Между тем стараниями родной подземки Башуров очутился на Петроградской стороне и, прогулявшись мимо строгой зоны для братьев наших меньших, зовущейся гордо зоопарком, двинулся в направлении бывшего лобного места. Рубили исправно здесь когда-то головушки людям лихим и разбойным, но, видимо, палачи царские старались зря. С той самой поры столько развелось на Руси-матушке всякой сволочи с обычаем воровским да тяжелым — плюнуть некуда, а на лобном месте нынче торгуют паленой водкой и иным каким непотребством бесовским.
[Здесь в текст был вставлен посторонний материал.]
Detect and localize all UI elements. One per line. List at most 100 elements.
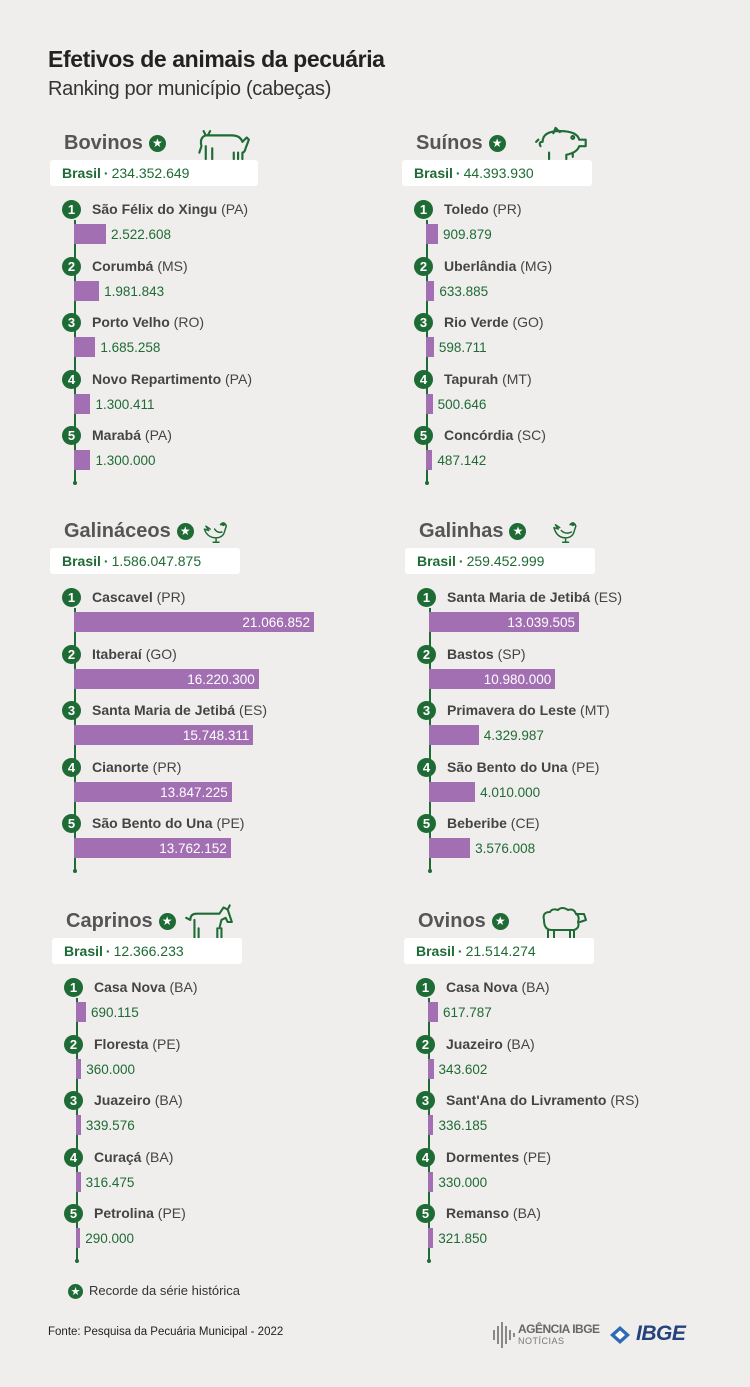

Наконец не ведающие усталости ноги занесли Башурова в уютный тупичок, где над входом в полуподвал заманчиво высветилась неоном вывеска «Молодежное кафе «РАПСОДИЯ»», а из-за железных дверей доносились негромкая музыка и заливистый женский смех. На закрашенной до половины витрине было начертано откровение: «Петрова дает в жопу за чирик», и, рванув тяжелую дверь на себя, Виктор Павлович пожаловал в заведение. Гардероба, как, впрочем, и сортира, молодежному кафе не полагалось, и, пробравшись в полутьме небольшого, скупо освещенного помещения к стойке, ликвидатор, взгромоздившись на табурет, спросил буржуазного пива с чипсами.

Плотный лысоватый бармен с «беломориной» в зубах и глубоким пониманием российской жизни в прищуренных бегающих глазках живо выставил мокрую жестянку с «Хольстеном», шмякнул рядом пакет с зажаренными в масле клубнеплодами и, глянув соболезнующе на засветившего пачку стотысячных ликвидатора, отвернулся, — чего с идиотами общаться.

Виктор Павлович рассчитал все верно: он даже не успел приложиться к пиву, как на табуретку рядом взобралась рыжая, безвкусно наштукатуренная лялька и начала переживать, как это, наверное, тяжко — пить в одиночестве.

Что за дела? Немедленно свою новую знакомую Башуров угостил джин-тоником, через пару минут пересел за столик к ее одноклассникам, которые вчетвером отдыхали почему-то в обществе единственной дамы, и, потчуя своих новых друзей водочкой, снова засветил свою солидную наличность. Ситуацию он уже прокачал: в этой маленькой уютной кафешке зависала бригада, помимо всего прочего выставлявшая из денег всяческих залетных лохов, и Виктор Павлович улыбнулся, потому как дело обещало быть веселым.